You need money to buy almost everything these days. If you don't have the necessary cash on hand chances are you will get a loan. Some common uses of loans include: buying a car, home improvements, paying for college tuition, buying a home or anything else that requires some form of cash outlay. When you do need to borrow you will contact your bank, credit union or some other form of financial institution.

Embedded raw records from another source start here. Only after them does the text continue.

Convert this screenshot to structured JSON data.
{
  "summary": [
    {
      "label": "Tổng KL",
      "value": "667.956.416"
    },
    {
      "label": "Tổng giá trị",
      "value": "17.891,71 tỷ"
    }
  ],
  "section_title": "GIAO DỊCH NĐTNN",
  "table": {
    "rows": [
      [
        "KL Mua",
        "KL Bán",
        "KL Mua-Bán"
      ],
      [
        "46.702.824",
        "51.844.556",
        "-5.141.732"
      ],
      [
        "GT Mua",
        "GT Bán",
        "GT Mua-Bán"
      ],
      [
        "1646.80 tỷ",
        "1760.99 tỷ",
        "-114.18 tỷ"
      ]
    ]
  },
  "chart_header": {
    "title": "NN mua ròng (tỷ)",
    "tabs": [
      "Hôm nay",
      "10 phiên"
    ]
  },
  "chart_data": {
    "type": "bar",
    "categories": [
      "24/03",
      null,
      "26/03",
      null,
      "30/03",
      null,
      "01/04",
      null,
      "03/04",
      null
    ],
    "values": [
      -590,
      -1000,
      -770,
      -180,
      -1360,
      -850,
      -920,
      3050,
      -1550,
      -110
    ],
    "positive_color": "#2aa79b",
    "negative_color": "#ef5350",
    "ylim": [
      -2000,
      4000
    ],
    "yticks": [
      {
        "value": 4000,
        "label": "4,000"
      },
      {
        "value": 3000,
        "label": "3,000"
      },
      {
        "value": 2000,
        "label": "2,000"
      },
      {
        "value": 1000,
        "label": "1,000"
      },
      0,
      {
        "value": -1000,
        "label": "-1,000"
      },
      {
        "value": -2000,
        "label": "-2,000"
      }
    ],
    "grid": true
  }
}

Some elements of all loans are similar. You borrow money, which is called the principal and you agree to pay back the loan within a specific length of time, or term, at a specific interest rate. Beyond that, loan terms can have any of the following conditions: installments or lump sum repayment, fixed or adjustable interest, and secured or unsecured.
Installment Loans
With an installment loan you borrow the full amount of money at one time and you agree to repay the loan in installments or set payments on a regular schedule. A home mortgage is an example of an installment loan. You make installment payments on the same day each month.
Lump Sum Loans
With a lump sum loan you can borrow a set amount and agree to pay that amount back in full plus interest on a specific date. Many personal loans are handled in this manner.
Secured Loans
Secured loans require you to put down some collateral, usually in the form of property, to guarantee it. If you fail to pay off the loan or default on it, the lender may take the collateral as a form of repayment. A home equity loan is one of the most common forms of secured loans.
Unsecured Loans
An unsecured loan is made primarily on the promise that you agree to repay. Typically, based upon your credit score, if a lender deems you a good risk you will be granted the credit. However, if you lack good or sufficient credit a lender may require you to get a co-signer. A credit card is an example of an unsecured loan.
The loan types listed above can have either a fixed or adjustable interest rate. A fixed interest rate means the monthly payments stay the same for the length of the loan. While adjustable interest rates have variable interest rates that change periodically.